In offline import scenarios, data is typically deduplicated upstream by an offline computing job. In this case, a primary key index is not needed.

Accelerate import with hints

direct_batch_load hint

Add the direct_batch_load=true hint before the import statement to accelerate the import:

SUBMIT JOB /*+ direct_batch_load=true*/INSERT OVERWRITE adb_table
SELECT * FROM adb_external_table;
Note

This hint is supported only on Data Warehouse Edition clusters in elastic mode running version 3.1.5. If performance does not improve significantly after adding the hint, Submit a ticket.

Elastic import

Elastic import supports running multiple import tasks concurrently and lets you accelerate a single task by allocating more resources to it.

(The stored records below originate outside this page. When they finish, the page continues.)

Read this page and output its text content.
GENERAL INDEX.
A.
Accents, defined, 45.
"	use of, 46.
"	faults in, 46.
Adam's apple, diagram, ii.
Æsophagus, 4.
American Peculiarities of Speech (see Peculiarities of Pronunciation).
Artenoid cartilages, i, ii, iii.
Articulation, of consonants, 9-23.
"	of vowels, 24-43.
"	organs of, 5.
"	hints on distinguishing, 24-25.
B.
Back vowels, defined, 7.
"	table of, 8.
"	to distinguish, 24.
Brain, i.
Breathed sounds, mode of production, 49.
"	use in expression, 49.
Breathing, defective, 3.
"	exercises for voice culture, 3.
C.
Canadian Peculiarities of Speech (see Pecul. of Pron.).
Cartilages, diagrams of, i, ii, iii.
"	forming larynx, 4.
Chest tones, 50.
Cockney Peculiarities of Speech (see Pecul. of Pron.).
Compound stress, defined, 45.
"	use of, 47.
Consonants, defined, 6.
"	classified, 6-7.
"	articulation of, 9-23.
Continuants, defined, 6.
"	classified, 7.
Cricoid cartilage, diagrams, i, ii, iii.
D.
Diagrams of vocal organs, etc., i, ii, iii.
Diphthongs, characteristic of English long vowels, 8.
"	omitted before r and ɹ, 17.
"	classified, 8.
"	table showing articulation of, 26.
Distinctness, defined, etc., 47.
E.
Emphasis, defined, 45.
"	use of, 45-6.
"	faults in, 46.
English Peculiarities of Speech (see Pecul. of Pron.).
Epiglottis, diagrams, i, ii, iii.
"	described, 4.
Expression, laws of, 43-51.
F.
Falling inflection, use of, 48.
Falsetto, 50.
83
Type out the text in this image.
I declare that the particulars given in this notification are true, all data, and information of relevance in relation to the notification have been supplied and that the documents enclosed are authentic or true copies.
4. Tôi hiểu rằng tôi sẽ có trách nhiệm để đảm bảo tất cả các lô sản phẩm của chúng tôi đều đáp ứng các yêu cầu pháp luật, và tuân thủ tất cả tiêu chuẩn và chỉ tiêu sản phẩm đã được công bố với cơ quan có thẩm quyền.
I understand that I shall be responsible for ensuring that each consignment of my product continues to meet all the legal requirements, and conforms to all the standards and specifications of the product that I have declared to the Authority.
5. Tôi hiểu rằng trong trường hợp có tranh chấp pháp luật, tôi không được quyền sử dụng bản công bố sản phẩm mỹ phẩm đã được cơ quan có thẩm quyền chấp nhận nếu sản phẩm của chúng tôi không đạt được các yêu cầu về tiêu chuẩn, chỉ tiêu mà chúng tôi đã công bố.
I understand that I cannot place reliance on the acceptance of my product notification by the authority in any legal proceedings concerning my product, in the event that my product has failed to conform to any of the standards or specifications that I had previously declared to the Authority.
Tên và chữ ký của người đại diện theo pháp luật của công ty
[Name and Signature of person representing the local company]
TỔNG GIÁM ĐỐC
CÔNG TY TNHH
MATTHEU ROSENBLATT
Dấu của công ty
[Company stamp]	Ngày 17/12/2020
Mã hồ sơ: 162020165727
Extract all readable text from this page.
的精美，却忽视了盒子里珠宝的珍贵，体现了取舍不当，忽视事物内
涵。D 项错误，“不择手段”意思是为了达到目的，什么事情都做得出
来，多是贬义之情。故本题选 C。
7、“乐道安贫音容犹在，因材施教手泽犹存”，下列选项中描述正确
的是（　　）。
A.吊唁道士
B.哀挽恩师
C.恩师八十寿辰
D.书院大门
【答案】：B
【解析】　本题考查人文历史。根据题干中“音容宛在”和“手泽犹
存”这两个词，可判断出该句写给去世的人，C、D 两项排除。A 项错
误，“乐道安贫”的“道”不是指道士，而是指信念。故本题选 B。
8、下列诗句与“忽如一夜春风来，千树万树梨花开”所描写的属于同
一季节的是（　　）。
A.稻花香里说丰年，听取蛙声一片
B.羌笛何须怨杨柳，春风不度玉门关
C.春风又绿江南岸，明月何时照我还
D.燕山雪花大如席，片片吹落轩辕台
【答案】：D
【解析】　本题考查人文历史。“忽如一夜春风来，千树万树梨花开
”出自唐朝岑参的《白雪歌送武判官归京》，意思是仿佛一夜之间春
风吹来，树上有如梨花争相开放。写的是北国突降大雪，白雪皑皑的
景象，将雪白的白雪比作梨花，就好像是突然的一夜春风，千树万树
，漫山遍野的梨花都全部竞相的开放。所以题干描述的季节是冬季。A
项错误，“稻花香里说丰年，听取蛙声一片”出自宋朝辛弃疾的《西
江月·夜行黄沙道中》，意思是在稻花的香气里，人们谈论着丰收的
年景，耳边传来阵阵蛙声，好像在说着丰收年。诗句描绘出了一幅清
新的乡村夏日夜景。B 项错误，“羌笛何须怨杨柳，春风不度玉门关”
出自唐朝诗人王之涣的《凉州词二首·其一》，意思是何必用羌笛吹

/*+ elastic_load=true, elastic_load_configs=[adb.load.resource.group.name=resource_group]*/
submit job insert overwrite adb_table select * from adb_external_table;

For parameter details, see Hint parameters and Data import methods.

Note
  • Kernel version 3.1.10.0 or later

  • An Enterprise Edition, Basic Edition, or Data Lakehouse Edition cluster with a Job resource group created

  • Source data in MaxCompute, or OSS data in CSV, Parquet, or ORC format

  • Make sure the Job resource group has enough resources before starting. Insufficient resources can cause long wait times, longer task durations, or task failures.

Optimize data import from DataWorks

Tune task configuration

Number of records per batch insert

This parameter controls how many records are sent per batch. The default value is 2048 and works well for most cases.

If individual records are large — several hundred KB up to 512 KB each — reduce this value to 16. This keeps each batch under 8 MB and prevents high memory usage on frontend nodes.

Channel Control

  • Maximum Concurrency: Import throughput scales linearly with this value. Set it as high as your DataWorks resource quota allows.

    Important

    Higher concurrency consumes more DataWorks resources. Increase this value incrementally and monitor resource usage.

  • Distributed Execution:

Troubleshooting

Low throughput despite no errors

If CPU utilization, disk I/O utilization, and write response time are all low, the cluster is idle — the client is not sending data fast enough. Increase Number of records per batch insert and Maximum Concurrency. Throughput scales linearly with import load.

Low CPU and I/O but high write response time

This pattern points to data skew: a subset of nodes is overloaded while others sit idle. Identify the affected table in the skew diagnostics on the Diagnostics And Optimization > Data Modeling Diagnostics page, then redesign the table schema and re-import. For schema guidance, see Table schema design.

Optimize data import from a JDBC program

Use batch import

Send data in batches rather than one record at a time to reduce network round-trips and connection overhead.

  • Target a batch size of 2,048 records.

  • If individual records are large (several hundred KB), calculate the batch size as: 8 MB ÷ size of one record. Batches larger than 8 MB cause high memory usage on frontend nodes and degrade performance.

Use multiple concurrent threads

A single thread cannot saturate the cluster's write capacity. The client also needs time to fetch and batch data, which is typically slower than the database's import speed. Use multiple threads to keep data flowing continuously.

There is no universal optimal concurrency value — it depends on batch size, data source throughput, and client machine load. To find the right level:

  1. Start with a baseline concurrency.

  2. If throughput is below target, double the concurrency.

  3. If speed drops, reduce concurrency gradually until you find the peak.

Troubleshooting

Before assuming the cluster is the bottleneck, check the client:

  • Data source output speed: If data comes from another system or file, check for output bottlenecks there.

  • Data processing speed: Verify that data production and consumption are in sync — enough data must be ready to import at all times.

  • Client machine load: Check CPU utilization and disk I/O on the machine running the JDBC program.